Figure 3.1. The history of life in relation to global and regional geological events and the fossil record of the Midwest (time scale is not to scale).
Different fossils are found in different regions because of the presence of rocks deposited at different times and in a variety of environments. The availability of fossils from a given time period depends both on the deposition of sedimentary rocks and the preservation of these rocks through time.

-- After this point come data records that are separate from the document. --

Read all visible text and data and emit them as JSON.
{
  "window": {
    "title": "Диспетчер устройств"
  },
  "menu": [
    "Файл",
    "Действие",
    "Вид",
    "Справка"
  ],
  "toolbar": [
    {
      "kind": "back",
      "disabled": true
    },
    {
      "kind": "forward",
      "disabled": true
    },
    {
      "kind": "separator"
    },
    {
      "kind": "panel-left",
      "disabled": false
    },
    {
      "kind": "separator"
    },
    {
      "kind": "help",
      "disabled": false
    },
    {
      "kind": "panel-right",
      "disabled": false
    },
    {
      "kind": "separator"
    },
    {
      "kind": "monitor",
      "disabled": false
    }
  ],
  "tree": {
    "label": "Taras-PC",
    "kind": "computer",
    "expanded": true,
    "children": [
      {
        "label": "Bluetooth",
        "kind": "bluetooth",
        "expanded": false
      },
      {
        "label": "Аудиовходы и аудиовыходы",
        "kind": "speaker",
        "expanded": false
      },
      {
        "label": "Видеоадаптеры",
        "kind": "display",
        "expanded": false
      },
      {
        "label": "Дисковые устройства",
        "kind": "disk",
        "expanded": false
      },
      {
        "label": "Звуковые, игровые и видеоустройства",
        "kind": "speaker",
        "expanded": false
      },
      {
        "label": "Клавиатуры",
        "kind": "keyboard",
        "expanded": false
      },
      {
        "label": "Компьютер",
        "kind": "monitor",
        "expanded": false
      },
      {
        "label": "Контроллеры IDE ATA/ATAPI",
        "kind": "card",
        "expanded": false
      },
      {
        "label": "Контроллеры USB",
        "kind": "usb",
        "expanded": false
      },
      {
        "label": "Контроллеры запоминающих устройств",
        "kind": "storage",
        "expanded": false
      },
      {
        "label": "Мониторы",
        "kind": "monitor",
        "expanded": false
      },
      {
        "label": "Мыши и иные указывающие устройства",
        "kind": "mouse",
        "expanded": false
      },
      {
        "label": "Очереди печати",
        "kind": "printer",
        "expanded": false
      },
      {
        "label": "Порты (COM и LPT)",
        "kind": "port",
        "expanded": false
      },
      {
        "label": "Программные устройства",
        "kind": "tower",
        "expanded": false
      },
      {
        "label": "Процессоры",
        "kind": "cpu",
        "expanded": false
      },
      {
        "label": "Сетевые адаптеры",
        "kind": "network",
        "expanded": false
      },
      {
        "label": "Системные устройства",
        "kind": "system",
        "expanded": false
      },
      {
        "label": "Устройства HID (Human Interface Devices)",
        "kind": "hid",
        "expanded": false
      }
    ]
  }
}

Discovering Ancient Environments
The kinds of animals and plants living in a particular place depend on the local environment. The fossil record preserves not only fossil organisms, but also evidence of what the environment in which these organisms lived was like. By studying the geological and biological information recorded in a rock that contains a fossil, scientists can determine some aspects of its environment.
Grain size and composition of the rock can tell us what type of sediment surface the animal lived on, what the water flow was like, or whether it was transported in a current. Grain size also tells us about the clarity of the water. Fine-grained rocks such as shales are made of tiny particles of silt or clay that easily remain suspended in water. Thus a fossil found in shale might have lived in muddy or very quiet water. Filter-feeding organisms, such as clams or corals, are not usually found in muddy water because the suspended sediment can clog their filters!
Sedimentary structures, such as asymmetrical ripples and cross-beds, can indicate that the organism lived in moving water. Mud cracks or symmetrical ripples are characteristic of shoreline or intertidal environments.
Broken shells or concentrated layers of shells may indicate transportation and accumulation by waves or currents.
Color of the rock may indicate the amount of oxygen in the water. If there is not enough oxygen in the water, organic material (carbon) in sediments will not decompose, and the rock formed will be dark gray or black in color.
The rocks of the Midwest preserve an excellent fossil record of the history of life, especially from the Paleozoic Era. Most periods of the Paleozoic are very well represented in the Midwest, with fossils of increasingly diverse reef communities found in parts of every state. When the sea level dropped after the Pennsylvanian period, the inland sea drained from the region. Since the region was exposed to the air during most of the Mesozoic, far less of this era’s fossil record was preserved. Cenozoic fossils in the region include abundant Pleistocene land mammals.